RE: [PATCH v3 1/2] x86, mce, severity: extend the the mce_severity mechanism to handle UCNA/DEFERRED error

From: Luck, Tony
Date: Tue Nov 11 2014 - 13:44:27 EST


>> The bank 7 error reported as severity 0 because EN=0 ... so we took no action for it.
>
> How come EN is 0? Bank7 error reporting is not enabled? Why? Or the
> error injection thing doesn't do it?

The "EN" bit is poorly named, and not well documented. Here's a clip from the SDM:

One of bullets in 15.10.4.1 Machine-Check Exception Handler for Error Recovery

When the EN flag is zero but the VAL and UC flags are one in the
IA32_MCi_STATUS register, the reported uncorrected error in this bank
is not enabled. As uncorrected errors with the EN flag = 0 are not the
source of machine check exceptions, the MCE handler should log and clear
non-enabled errors when the S bit is set and should continue searching
for enabled errors from the other IA32_MCi_STATUS registers. Note that
when IA32_MCG_CAP [24] is 0, any uncorrected error condition (VAL =1
and UC=1) including the one with the EN flag cleared are fatal and the
handler must signal the operating system to reset the system. For the
errors that do not generate machine check exceptions, the EN flag has
no meaning.

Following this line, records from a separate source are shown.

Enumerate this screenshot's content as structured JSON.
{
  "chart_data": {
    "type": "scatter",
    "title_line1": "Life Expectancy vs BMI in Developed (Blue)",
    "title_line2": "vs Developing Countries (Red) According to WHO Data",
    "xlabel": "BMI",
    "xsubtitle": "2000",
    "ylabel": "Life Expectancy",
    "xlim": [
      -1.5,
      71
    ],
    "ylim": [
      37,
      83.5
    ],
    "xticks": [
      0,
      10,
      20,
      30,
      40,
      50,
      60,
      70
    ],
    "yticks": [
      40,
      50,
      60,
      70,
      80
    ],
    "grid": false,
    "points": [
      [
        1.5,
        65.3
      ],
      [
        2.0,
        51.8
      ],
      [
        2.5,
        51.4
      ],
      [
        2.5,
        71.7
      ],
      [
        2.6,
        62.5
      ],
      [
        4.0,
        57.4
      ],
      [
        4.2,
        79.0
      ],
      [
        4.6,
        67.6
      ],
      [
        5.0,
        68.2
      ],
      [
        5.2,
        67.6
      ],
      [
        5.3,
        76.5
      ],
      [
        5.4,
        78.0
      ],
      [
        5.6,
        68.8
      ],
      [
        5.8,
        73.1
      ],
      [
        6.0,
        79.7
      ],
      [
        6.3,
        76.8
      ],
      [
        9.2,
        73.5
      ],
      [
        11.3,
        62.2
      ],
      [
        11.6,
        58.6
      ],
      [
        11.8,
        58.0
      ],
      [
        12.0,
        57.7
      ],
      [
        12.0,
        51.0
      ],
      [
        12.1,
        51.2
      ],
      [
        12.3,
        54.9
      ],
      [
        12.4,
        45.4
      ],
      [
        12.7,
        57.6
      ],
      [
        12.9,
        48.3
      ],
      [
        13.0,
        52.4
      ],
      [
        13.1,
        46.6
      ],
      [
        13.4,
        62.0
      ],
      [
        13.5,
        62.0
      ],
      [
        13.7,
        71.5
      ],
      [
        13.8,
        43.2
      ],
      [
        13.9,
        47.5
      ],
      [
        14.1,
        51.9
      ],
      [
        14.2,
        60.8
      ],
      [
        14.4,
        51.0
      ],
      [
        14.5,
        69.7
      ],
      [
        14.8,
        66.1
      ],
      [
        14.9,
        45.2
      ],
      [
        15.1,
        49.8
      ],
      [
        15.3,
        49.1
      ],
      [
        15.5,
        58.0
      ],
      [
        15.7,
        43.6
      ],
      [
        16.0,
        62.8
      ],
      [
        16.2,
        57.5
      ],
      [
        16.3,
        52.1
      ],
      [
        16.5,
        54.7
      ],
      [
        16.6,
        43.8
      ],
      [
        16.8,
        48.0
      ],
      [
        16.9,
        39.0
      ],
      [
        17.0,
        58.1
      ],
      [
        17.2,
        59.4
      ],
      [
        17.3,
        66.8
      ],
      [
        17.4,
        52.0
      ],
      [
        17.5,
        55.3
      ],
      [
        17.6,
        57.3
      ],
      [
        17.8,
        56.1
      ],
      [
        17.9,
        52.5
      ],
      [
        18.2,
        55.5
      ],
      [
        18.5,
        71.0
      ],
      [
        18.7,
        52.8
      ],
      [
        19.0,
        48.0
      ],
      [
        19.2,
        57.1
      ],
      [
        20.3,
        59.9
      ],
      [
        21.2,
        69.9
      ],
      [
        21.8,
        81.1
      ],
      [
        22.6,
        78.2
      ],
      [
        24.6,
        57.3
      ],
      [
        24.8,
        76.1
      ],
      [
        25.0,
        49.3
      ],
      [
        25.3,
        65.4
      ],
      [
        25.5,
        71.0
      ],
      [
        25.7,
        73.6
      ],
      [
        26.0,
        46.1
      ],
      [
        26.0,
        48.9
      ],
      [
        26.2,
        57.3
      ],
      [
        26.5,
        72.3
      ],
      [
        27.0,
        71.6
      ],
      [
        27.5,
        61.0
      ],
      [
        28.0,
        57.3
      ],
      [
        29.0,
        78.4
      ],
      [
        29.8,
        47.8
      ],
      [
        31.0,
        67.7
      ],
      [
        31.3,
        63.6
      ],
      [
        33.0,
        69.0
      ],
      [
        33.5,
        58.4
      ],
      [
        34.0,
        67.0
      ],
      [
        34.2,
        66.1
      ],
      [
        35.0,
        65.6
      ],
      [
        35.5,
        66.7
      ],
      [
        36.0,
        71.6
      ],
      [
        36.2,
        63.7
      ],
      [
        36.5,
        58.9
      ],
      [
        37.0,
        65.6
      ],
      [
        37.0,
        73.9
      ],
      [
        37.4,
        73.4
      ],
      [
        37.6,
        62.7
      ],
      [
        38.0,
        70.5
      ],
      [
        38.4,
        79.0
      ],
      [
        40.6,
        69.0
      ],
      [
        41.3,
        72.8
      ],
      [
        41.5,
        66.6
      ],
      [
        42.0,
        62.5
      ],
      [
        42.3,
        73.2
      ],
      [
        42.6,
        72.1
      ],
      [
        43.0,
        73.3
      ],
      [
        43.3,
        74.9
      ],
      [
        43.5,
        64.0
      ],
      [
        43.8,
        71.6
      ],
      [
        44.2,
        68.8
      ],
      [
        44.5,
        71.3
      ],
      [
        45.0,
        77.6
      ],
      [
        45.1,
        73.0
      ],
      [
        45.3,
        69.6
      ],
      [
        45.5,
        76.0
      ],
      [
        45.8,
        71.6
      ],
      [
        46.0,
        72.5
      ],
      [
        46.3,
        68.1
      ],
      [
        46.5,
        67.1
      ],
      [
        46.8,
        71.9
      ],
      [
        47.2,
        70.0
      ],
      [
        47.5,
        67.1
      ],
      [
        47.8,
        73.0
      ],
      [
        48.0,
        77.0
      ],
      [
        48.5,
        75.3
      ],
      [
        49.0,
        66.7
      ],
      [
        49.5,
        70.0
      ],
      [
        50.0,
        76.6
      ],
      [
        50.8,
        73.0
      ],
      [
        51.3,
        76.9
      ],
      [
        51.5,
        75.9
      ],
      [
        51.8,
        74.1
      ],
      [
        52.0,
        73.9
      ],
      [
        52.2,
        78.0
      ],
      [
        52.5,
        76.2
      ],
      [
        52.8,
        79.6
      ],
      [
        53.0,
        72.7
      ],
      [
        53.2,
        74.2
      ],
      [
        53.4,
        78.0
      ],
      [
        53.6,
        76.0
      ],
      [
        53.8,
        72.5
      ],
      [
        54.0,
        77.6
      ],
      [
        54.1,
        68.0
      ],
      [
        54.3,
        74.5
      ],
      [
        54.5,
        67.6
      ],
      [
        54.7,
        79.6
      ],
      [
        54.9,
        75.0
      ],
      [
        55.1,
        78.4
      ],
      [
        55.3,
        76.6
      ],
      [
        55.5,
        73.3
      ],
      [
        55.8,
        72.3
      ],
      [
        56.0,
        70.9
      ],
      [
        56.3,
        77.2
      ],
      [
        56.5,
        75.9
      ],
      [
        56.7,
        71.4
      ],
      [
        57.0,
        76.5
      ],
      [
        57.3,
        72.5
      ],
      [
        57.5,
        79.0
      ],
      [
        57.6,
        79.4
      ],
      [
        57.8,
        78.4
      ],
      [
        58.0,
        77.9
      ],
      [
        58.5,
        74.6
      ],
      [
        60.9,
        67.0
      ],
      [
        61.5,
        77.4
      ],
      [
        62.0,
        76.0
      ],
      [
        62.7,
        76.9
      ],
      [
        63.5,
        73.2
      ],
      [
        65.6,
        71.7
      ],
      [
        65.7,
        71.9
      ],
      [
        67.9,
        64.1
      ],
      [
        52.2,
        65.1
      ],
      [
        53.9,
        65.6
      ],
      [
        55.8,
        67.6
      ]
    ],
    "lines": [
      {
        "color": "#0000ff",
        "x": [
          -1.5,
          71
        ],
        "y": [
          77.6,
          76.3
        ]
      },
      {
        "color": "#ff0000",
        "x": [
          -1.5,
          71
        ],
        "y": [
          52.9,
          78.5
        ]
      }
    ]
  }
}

See Chapter 19: Table 19-15 to find the errors that do not
generate machine check exceptions.

Unfortunately the reference to chapter 19 is stale (that is now all about
performance monitoring - I'll log a bug with the SDM editor to find the
right reference and fix this).

What this is trying to say is that the "EN" bit is to enable signaling
of machine checks - so it only has meaning when checking banks from the
machine check handler. Errors that are logged, but not signaled, or signaled
as CMCI will have MCi_STATUS.EN=0


>> The bank 3 error got past that hurdle, then through the next BIT(8) set indicates a
>> cache error. Fell at the last check because ADDRV=0.
>
> I guess you could tweak the injection path to write in a default address
> so that that check gets bypassed...

I don't think this is an injection artifact. I think on this processor the mid-level-cache
just isn't providing an address in this case. It doesn't help to make one up - our whole
game plan is to offline a page with a UC error - and we must have an address to know
which page to offline.

Perhaps the severity table entries for UCNA and DEFERRED errors should look to see
if ADDRV is set - if not, don't report this as UCNA/DEFERRED?

-Tony